In discussing the possibility of PCs being the Law, you mentioned GURPS Cops, but not GURPS Mysteries, which was an oversight, I think. Mysteries contains excellent material on the natures, requirements, and differences among four types of mystery story calling for different types of investigators:
The police procedural calls for cops
The cozy calls for eccentric geniuses
The thriller calls for specialists
The hard-boiled calls for private eyes
GURPS Mysteries explains why (p.11), and understanding this is very helpful to a GM in planning a mystery adventure that will suit an existing party of PCs or a party of PCs suitable for a particular sort of campaign.
The rules are guidelines of course. But if you know what they are and why they work you can then figure out how to bend them. Because I know what specifically makes cops usually unsuitable for thrillers and hard-boileds I can (and have) set up a campaign in which the adventures can be hard-boileds and thrillers in disguise as police procedurals. That in turn let me escape the problems that usually make it difficult to have the same characters figure in serial thrillers or serial hard-boileds.
Re your comments about Whartson Hall and Savage Worlds, Roger, we played a lot of it at conventions and around a table but not online. In large part that was due to the card-based initiative and other fiddly bits, which at best are an extra complication when not sitting together. Plenty of people do use it online, but for me there are other games able to do just as good a job while still being better suited to the video link environment.

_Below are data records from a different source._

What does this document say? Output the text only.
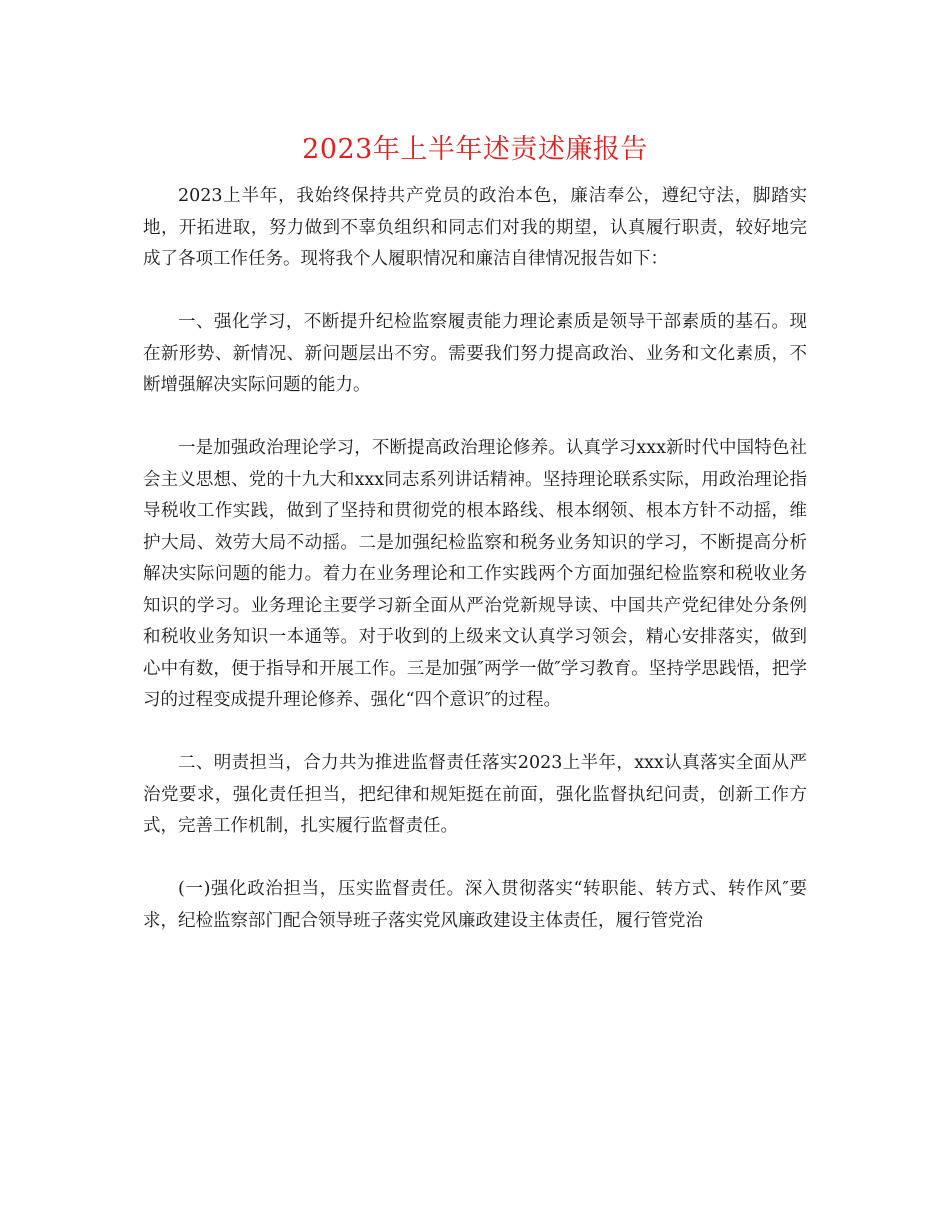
2023年上半年述责述廉报告

2023上半年，我始终保持共产党员的政治本色，廉洁奉公，遵纪守法，脚踏实地，开拓进取，努力做到不辜负组织和同志们对我的期望，认真履行职责，较好地完成了各项工作任务。现将我个人履职情况和廉洁自律情况报告如下：

一、强化学习，不断提升纪检监察履责能力理论素质是领导干部素质的基石。现在新形势、新情况、新问题层出不穷。需要我们努力提高政治、业务和文化素质，不断增强解决实际问题的能力。

一是加强政治理论学习，不断提高政治理论修养。认真学习xxx新时代中国特色社会主义思想、党的十九大和xxx同志系列讲话精神。坚持理论联系实际，用政治理论指导税收工作实践，做到了坚持和贯彻党的根本路线、根本纲领、根本方针不动摇，维护大局、效劳大局不动摇。二是加强纪检监察和税务业务知识的学习，不断提高分析解决实际问题的能力。着力在业务理论和工作实践两个方面加强纪检监察和税收业务知识的学习。业务理论主要学习新全面从严治党新规导读、中国共产党纪律处分条例和税收业务知识一本通等。对于收到的上级来文认真学习领会，精心安排落实，做到心中有数，便于指导和开展工作。三是加强″两学一做″学习教育。坚持学思践悟，把学习的过程变成提升理论修养、强化“四个意识″的过程。

二、明责担当，合力共为推进监督责任落实2023上半年，xxx认真落实全面从严治党要求，强化责任担当，把纪律和规矩挺在前面，强化监督执纪问责，创新工作方式，完善工作机制，扎实履行监督责任。

(一)强化政治担当，压实监督责任。深入贯彻落实“转职能、转方式、转作风″要求，纪检监察部门配合领导班子落实党风廉政建设主体责任，履行管党治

Absolutely. Savage Worlds is interesting in that it’s hard to play satisfactorily online but might actually be even harder if everyone is sitting around the room in comfy chairs. A table is practically required.
When creating Champions characters I once observed that the active point cap for the game had reached 80 and I proposed a character with 80 active points in intelligence. I proposed that to model the character I would be given five bullet points as an outline of the adventure and could two times in session say “ah I planned for this.”

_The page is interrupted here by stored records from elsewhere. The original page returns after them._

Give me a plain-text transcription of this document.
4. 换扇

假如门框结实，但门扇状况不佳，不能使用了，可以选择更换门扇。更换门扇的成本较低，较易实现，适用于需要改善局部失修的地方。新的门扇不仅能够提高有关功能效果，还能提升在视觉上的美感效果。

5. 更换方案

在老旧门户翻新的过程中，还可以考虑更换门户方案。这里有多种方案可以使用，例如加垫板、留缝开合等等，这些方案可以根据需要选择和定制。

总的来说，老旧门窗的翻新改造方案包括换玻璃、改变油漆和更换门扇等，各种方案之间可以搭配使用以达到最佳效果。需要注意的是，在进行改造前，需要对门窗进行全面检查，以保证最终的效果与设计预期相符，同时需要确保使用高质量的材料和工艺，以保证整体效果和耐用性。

The GM was not up for it. I think that second part was just proposing Leveage early.
I had a similar but not quite identical list in Transhuman Mysteries: the classic mystery, the hardboiled/pulp/noir mystery, the police procedural, the cozy, and the young detectives story (classic, like Nancy Drew, or modern, like Veronica Mars). Phil Masters did quite a well thought out take on the last in one of his sets of characters for THS.
The thing about planning points (and I wrote a version of this for GURPS) is that the simpler it gets the less fun it is. At the very least, I think, you need to narrate just what’s going on - not just “I get out of this bind” but, say, “that group of cops is actually more thieves who are on our payroll because we intercepted the call”.
The other side of this is that you need to put the preparation in. In a film this is the scene where people are, say, talking their way into a room and opening an electronics cabinet; you don’t know at the time what it signifies but when they say later “we intercepted the call” you can flash back to that scene.
(And of course the Thing I Always Say is that there are some players who enjoy planning, and they aren’t necessarily wrong!)
My players in Fixers didn’t much enjoy planning; for one thing, it took them right out of character. But what they really detested, to the point of being ready to call the campaign off, was playing out the perfect working out of a plan.
I agree narration is an important component. I think part of the issue was discussing player narration of that sort with a champions group in 1998 vs now. The other challenge was just how champions used active points for pools.
We discussed the mode of a transform power but couldn’t ever come up with a target like body would be.
I think part of the issue was comfort with an effect in game that always works but has limited availability vs an effect in game that can be used many times but always has a chance of failure.
There is a GUMSHOE game called TimeWatch, about protecting history from meddling time-travellers. The game has an integral mechanic that allows PCs to use time travel to solve problems, much like the heist movie-style “We planned for this contingency in advance” flashback scenes, but with, y’know, travelling in time, instead of having thought ahead at some point in the past. If PCs get traumatized during a game, they can even nip off for a quick four-week vacation of competetive eating on a SAN-restoring cruise ship, and return to the action mere seconds after they left.
A thing I’ve heard suggested is to have the planning and genuinely overcome foreseeable obstacles thereby, but to have unforeseeable obstacles and thus opportunities for cleverness too. Not sure how well I’ve managed this.
Behind the furry-ness of Ironclaw is a nifty pseudo-European (or Asian in the case of Jadeclaw) setting. For those used to fantasy games in a pseudo-historical European (or Asian) fantasy game, there may not be much here for you, but I found it interesting and easily transported to other systems with or with the animal-people.